Hello Splunker,
I'm currently working on a new use case and need some helps
I'm working on a HF receiving Microsoft Cloud Logs (with https://docs.splunk.com/Documentation/AddOns/released/MSCloudServices) and I would like to forwards those logs to two differents TCP output (Splunk indexers), one with some fields anonymized, and the other without any index time transformation.
Here is a schema to help you understand my problem :
My thoughts :
I currently have a inputs.conf configured on my HF to receive the logs from MS Cloud (with sourcetype set to mscs:azure:eventhub, I think it's compulsory to keep this sourcetype)
Then I created props.conf & transforms.conf but should I put two TRANSFORMS-<class> in order to have two differents transforms depending on the destination ?
My props.conf :
[mscs:azure:eventhub]
TRANSFORMS-anonymize = user-anonymizer
My transforms.conf :
[user-anonymizer]
REGEX = ^(.*?)"\[{\\"UserName\\":[^,]*(.*)
FORMAT = $1"###"$2
DEST_KEY = _raw
Thanks a lot,
Gaétan
You could use CLONE_SOURCETYPE to do a "copy" of your event. It would have to work something like that.

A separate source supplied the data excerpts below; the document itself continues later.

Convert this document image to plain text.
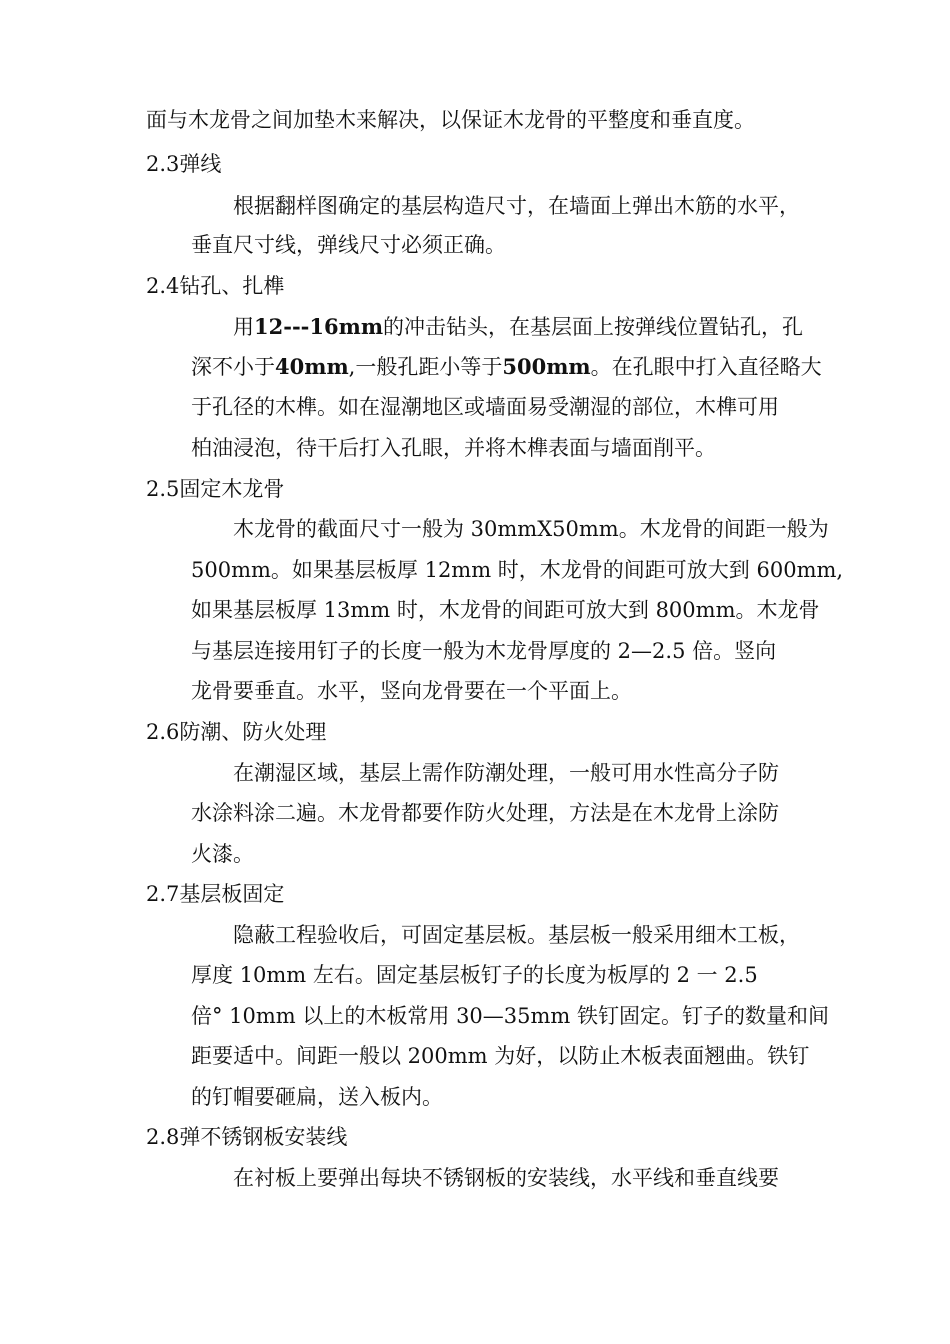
面与木龙骨之间加垫木来解决，以保证木龙骨的平整度和垂直度。
2.3弹线
根据翻样图确定的基层构造尺寸，在墙面上弹出木筋的水平，
垂直尺寸线，弹线尺寸必须正确。
2.4钻孔、扎榫
用12---16mm的冲击钻头，在基层面上按弹线位置钻孔，孔
深不小于40mm,一般孔距小等于500mm。在孔眼中打入直径略大
于孔径的木榫。如在湿潮地区或墙面易受潮湿的部位，木榫可用
柏油浸泡，待干后打入孔眼，并将木榫表面与墙面削平。
2.5固定木龙骨
木龙骨的截面尺寸一般为 30mmX50mm。木龙骨的间距一般为
500mm。如果基层板厚 12mm 时，木龙骨的间距可放大到 600mm,
如果基层板厚 13mm 时，木龙骨的间距可放大到 800mm。木龙骨
与基层连接用钉子的长度一般为木龙骨厚度的 2—2.5 倍。竖向
龙骨要垂直。水平，竖向龙骨要在一个平面上。
2.6防潮、防火处理
在潮湿区域，基层上需作防潮处理，一般可用水性高分子防
水涂料涂二遍。木龙骨都要作防火处理，方法是在木龙骨上涂防
火漆。
2.7基层板固定
隐蔽工程验收后，可固定基层板。基层板一般采用细木工板，
厚度 10mm 左右。固定基层板钉子的长度为板厚的 2 一 2.5
倍° 10mm 以上的木板常用 30—35mm 铁钉固定。钉子的数量和间
距要适中。间距一般以 200mm 为好，以防止木板表面翘曲。铁钉
的钉帽要砸扁，送入板内。
2.8弹不锈钢板安装线
在衬板上要弹出每块不锈钢板的安装线，水平线和垂直线要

1. Your input provides splunk with an event of a sourcetype - let's say - microsoft:cloud
2. You do a CLONE_SOURCETYPE to a temporary:sourcetype
3a. The microsoft:cloud event goes through all the normal ingest steps and you route it to output1 (or simply don't touch anything if it's your default output
3b. The temporary:sourcetype gets reinserted into the queue, passes all appropriate transforms and at the end is routed to output2 and you rewrite the sourcetype field back to microsoft:cloud.
You could use CLONE_SOURCETYPE to do a "copy" of your event. It would have to work something like that.
1. Your input provides splunk with an event of a sourcetype - let's say - microsoft:cloud
2. You do a CLONE_SOURCETYPE to a temporary:sourcetype
3a. The microsoft:cloud event goes through all the normal ingest steps and you route it to output1 (or simply don't touch anything if it's your default output
3b. The temporary:sourcetype gets reinserted into the queue, passes all appropriate transforms and at the end is routed to output2 and you rewrite the sourcetype field back to microsoft:cloud.
Hello PickleRick, thanks for the answer!
I followed your instructions and it does the job!
Thanks again
Why don't you just anonymize data on index time using SEDCMD?
Anonymize data - Splunk Documentation
Create a an anon app on the indexer that you want the data anonymized and put in the props.conf
in props.conf
[mscs:azure:eventhub] SEDCMD-user_anon = ^(.*?)"\[{\\"UserName\\":[^,]*(.*)
Hello Azeemering, thanks for your answer!
The thing is I need to be sure that the events that leave the HF are already anonymized for compliance reason. And I don't have access to the indexer pool n°2.
Regarding SEDCMD or regular expression is equivalent if I'm not mistaken.